Simpson lived in China in 1924 with her first husband, Earl Winfield Spencer Jr, whom she split from while living there. She subsequently spent several months in the country as a single woman.
A report in The Times of London says that the titillating tales in the dossier included claims that Wallis, when living in China, had been a porn model and had visited brothels to learn a sex technique supposedly called “the Shanghai grip.”
The maneuver, it was claimed, required a woman to clench her muscles in order to “make a matchstick feel like a cigar.”
The carefully planned sexist and racist slanders are described in the new book, Her Lotus Year, as “one of the most successful whispering campaigns of all time.”
That the stories are false has not affected their ability to endure; Helena Bonham Carter, playing the Queen Mother in the Oscar-winning 2010 film The King’s Speech, said of Wallis: “Apparently she has certain skills—acquired in an establishment in Shanghai.”
The secret of the dossier’s success, author Paul French says in his book, was that the stories of sexual excess were all existing rumors and scandals in Chinese society which were transposed onto Wallis by the intelligence operative.

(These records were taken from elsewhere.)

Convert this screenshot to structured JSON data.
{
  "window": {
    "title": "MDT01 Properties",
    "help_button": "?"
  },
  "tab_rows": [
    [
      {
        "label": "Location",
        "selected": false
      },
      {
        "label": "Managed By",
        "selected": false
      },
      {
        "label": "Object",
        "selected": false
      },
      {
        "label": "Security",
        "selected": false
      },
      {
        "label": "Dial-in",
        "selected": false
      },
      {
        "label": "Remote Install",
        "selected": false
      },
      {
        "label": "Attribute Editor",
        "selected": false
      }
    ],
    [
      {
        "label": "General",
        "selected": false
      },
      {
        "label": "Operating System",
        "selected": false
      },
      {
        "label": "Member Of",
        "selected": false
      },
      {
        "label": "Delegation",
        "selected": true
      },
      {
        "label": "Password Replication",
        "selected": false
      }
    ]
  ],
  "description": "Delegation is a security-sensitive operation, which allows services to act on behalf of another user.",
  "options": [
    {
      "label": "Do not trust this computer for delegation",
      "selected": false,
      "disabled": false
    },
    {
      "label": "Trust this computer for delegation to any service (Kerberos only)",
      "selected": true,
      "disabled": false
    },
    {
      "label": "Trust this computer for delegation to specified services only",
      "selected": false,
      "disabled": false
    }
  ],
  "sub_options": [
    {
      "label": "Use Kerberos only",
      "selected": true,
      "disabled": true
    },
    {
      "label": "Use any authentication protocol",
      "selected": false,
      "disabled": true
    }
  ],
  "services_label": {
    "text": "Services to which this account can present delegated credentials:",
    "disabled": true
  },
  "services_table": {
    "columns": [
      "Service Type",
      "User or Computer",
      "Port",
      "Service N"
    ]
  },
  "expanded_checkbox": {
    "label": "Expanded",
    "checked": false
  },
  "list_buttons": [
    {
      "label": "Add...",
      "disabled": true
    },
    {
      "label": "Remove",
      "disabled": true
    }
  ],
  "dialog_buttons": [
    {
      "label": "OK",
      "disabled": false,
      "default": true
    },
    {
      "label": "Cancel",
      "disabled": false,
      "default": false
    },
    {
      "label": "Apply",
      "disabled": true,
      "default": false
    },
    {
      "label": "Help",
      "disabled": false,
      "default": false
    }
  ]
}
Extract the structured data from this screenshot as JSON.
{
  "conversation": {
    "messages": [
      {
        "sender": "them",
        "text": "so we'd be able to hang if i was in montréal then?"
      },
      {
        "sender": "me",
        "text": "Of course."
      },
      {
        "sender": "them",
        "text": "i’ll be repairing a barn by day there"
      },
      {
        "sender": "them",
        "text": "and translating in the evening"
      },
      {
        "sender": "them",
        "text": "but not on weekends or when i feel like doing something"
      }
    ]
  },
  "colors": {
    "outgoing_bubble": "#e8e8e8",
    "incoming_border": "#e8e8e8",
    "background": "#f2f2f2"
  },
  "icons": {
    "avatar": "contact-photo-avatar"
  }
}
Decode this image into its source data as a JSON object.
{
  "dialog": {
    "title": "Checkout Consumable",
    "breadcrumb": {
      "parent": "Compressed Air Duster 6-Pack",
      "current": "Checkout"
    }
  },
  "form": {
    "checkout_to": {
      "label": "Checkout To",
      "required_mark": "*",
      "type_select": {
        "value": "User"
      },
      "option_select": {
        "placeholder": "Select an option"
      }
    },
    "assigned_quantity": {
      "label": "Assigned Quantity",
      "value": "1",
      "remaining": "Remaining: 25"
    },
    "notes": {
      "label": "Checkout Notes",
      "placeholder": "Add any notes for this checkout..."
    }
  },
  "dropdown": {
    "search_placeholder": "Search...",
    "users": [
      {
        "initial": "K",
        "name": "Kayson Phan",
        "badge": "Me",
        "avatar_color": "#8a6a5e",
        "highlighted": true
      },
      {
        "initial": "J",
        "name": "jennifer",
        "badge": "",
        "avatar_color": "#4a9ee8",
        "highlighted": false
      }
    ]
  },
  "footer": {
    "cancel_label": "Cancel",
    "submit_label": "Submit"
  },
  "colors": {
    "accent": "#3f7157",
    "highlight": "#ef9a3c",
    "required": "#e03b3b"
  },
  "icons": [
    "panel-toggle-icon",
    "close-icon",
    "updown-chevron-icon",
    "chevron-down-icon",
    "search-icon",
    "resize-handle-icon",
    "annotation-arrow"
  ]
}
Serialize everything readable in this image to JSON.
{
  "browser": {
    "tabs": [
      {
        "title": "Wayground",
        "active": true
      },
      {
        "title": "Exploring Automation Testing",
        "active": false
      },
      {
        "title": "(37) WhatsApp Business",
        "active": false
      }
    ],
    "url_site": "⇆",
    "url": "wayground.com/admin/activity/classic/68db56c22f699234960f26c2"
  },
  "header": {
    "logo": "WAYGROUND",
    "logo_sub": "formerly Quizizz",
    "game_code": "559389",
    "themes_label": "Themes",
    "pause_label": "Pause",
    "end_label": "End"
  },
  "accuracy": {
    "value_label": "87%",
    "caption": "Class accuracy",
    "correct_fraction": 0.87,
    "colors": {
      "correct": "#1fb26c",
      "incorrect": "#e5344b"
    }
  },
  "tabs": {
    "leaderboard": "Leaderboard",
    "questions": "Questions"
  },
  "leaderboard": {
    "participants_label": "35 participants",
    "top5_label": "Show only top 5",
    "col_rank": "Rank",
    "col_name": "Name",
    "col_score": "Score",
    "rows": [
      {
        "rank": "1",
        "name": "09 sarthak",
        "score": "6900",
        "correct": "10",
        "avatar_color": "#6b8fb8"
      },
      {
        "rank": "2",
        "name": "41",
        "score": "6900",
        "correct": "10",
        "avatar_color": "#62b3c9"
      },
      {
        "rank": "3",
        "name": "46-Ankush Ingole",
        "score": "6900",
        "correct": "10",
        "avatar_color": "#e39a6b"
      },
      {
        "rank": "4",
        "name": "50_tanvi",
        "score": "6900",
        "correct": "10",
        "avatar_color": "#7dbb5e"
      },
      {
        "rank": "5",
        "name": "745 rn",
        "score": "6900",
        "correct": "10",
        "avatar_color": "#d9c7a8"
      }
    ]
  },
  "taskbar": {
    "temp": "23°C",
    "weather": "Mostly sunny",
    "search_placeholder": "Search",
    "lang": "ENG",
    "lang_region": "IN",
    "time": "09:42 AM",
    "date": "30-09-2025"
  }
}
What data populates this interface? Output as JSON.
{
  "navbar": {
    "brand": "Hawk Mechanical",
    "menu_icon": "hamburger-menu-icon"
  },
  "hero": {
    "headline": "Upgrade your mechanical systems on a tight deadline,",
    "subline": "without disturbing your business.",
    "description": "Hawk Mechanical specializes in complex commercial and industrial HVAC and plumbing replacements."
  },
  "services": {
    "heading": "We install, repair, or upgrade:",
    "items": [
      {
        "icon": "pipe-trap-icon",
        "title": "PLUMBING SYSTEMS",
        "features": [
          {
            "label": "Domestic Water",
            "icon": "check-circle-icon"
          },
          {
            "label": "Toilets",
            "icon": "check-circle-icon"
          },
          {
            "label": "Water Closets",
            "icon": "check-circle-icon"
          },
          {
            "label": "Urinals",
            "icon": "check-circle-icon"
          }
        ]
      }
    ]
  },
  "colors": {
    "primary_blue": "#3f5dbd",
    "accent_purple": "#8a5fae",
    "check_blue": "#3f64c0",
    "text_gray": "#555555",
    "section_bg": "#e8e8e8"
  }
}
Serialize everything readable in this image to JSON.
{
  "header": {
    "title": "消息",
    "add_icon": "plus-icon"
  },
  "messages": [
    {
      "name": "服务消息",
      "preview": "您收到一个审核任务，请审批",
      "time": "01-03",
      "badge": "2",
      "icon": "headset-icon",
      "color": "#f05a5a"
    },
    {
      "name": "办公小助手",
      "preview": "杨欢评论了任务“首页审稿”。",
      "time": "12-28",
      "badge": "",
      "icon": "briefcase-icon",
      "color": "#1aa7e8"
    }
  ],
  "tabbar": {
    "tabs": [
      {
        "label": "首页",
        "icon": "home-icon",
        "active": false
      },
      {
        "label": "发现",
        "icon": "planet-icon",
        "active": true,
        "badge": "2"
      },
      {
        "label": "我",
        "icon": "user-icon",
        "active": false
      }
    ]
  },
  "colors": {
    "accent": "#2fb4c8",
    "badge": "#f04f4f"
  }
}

The goal was to stop Edward plunging the nation into turmoil by marrying a divorcee: “They just wanted to scupper this relationship somehow,” French told The Times.
Take, for example the allegation that she posed for pornographic photos for the wealthy Italian hotelier Victor Sassoon. Sassoon in fact took naked pictures of the journalist Emily Hahn (and was not even in Shanghai at the same time as Simpson).
Another narrative about Simpson being a gambler and opium user was lifted from a play, the book claims.